Mavis Clift died in arson attack after 'police failures'
Systematic failures by police in effectively protecting victims of domestic abuse led to the death of a 75-year-old woman in an arson attack, an inquest jury has found.
The jury found Mavis Clift was unlawfully killed in a fire at her home in Northampton, on 1 January 2008.
Paul Barber, her son-in-law, had been accused of her murder but died before standing trial.
Northamptonshire Police admitted failings in its policing.
The inquest, held in Northampton, heard Mr Barber started harassing his wife, Susan Robinson, after they separated early in 2007.
The jury was told that the fire broke out after petrol was poured through the letterbox of Mrs Clift's home, in the Kingsthorpe area.
Ms Robinson had been the target, the inquest heard.
In its verdict, the jury criticised "ineffective computer systems" at all stages of the process and insufficient development training of staff in issues of domestic abuse.
There was also a concentration on incident resolution, at the expense of victim support.
Following the verdict, the Independent Police Complaints Commission (IPCC) said its inquiry found a "significant number of failings and missed opportunities" in the way police handled the case.

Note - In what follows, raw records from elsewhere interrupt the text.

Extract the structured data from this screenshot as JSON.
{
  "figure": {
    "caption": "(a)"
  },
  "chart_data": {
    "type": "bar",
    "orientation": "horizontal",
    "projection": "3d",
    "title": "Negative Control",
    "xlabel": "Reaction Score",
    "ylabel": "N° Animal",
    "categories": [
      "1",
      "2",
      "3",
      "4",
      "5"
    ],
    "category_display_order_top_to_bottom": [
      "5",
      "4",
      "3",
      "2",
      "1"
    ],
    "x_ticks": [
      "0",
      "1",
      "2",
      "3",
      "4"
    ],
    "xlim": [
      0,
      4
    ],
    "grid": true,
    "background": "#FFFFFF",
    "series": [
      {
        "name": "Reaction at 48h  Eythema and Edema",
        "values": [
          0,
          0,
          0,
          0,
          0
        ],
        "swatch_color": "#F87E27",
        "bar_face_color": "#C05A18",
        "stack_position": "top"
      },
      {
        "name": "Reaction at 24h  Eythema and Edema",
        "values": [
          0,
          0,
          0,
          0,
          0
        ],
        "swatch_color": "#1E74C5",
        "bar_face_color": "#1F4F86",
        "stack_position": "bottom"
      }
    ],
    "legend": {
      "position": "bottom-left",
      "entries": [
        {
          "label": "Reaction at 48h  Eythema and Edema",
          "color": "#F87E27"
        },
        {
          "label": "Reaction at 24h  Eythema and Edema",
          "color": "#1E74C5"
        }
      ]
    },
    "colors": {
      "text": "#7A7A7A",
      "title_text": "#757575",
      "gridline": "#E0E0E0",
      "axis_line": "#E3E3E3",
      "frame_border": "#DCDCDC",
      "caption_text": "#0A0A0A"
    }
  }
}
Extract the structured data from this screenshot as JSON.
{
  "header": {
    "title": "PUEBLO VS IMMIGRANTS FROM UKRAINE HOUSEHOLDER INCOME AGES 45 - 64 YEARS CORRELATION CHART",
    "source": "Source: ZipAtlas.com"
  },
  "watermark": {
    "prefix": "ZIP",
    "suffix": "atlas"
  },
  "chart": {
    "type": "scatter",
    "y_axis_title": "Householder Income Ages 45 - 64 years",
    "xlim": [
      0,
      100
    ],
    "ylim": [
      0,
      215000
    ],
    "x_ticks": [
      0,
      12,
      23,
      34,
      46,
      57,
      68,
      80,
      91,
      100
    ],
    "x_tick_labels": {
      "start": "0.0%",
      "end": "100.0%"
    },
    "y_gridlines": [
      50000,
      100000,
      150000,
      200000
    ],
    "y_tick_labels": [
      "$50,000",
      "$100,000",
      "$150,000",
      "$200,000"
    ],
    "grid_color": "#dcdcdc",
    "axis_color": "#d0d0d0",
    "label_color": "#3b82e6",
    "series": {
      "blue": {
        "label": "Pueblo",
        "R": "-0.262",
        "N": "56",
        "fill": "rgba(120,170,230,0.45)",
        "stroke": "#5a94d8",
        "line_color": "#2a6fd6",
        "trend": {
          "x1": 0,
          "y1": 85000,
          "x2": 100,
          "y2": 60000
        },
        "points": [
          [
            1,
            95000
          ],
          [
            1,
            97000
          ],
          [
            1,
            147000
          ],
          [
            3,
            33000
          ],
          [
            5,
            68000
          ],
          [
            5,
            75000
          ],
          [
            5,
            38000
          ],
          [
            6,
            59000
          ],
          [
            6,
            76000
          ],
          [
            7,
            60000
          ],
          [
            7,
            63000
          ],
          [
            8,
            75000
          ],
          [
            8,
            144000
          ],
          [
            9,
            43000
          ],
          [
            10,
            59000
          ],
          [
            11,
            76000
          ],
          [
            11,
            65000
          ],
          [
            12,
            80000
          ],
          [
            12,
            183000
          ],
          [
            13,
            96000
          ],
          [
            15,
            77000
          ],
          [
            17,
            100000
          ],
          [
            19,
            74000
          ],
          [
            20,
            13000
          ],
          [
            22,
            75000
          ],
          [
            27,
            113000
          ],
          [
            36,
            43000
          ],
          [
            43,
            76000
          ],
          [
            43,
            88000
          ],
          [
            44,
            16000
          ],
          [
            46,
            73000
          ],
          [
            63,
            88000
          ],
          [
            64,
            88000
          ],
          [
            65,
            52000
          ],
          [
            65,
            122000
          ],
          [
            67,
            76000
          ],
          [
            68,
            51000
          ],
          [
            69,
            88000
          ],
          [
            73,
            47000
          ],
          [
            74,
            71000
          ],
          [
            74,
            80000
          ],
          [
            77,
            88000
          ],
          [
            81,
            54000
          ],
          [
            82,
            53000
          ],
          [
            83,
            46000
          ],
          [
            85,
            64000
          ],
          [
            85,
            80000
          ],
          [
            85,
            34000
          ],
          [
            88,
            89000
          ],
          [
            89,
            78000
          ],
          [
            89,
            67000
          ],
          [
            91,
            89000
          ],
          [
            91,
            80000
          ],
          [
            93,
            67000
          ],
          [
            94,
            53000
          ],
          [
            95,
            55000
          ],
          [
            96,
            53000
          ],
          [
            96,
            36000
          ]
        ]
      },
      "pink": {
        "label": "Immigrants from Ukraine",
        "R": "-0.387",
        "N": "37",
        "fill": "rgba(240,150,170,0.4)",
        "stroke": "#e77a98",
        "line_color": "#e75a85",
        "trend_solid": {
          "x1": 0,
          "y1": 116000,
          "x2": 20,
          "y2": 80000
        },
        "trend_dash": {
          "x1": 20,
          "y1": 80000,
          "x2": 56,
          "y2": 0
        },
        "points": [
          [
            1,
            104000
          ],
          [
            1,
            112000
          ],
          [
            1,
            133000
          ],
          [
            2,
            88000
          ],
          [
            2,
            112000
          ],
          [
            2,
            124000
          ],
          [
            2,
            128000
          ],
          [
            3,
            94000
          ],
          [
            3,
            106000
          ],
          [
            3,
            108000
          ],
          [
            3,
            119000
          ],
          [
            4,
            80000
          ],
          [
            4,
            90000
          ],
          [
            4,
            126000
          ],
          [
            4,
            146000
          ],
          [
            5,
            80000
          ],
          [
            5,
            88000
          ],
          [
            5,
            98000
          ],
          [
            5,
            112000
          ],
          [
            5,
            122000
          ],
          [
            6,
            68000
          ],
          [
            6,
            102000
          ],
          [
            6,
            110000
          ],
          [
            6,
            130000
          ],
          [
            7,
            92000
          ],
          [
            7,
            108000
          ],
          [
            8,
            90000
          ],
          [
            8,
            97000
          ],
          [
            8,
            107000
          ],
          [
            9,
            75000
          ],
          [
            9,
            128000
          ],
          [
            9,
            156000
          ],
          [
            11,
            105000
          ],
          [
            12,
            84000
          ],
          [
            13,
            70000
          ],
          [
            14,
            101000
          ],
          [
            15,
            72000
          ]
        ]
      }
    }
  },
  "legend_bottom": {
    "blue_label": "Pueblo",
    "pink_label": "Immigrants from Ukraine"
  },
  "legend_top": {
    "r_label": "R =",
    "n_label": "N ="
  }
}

The IPCC investigation found that:
- There were repeated occasions when Ms Robinson was reporting domestic abuse incidents but they were wrongly categorised by control room staff
- There was only limited evidence that control room staff linked new incidents with previous ones
- A problem with transferring and updating information to the force intelligence system led to confusion when Ms Robinson reported that Mr Barber was breaching his bail conditions
- On several occasions there was a failure by officers to secure evidence from witnesses in relation to Mr Barber's behaviour.
IPCC commissioner Derrick Campbell said: "There were a number of occasions where if thorough inquires had been conducted there may have been an opportunity to charge Paul Barber and place him before a court earlier.
"We upheld the family's complaint that police had failed to listen to her properly, failed to protect her, and failed to link incidents prior to the fatal house fire."
Assistant Chief Constable Russ Foster said: "I reiterate the apology given by the Chief Constable in 2009 as it became abundantly clear after the death of Mrs Clift that our computer systems, processes, training and awareness of our staff presented an unacceptable level of risk, particularly to repeat victims of domestic abuse."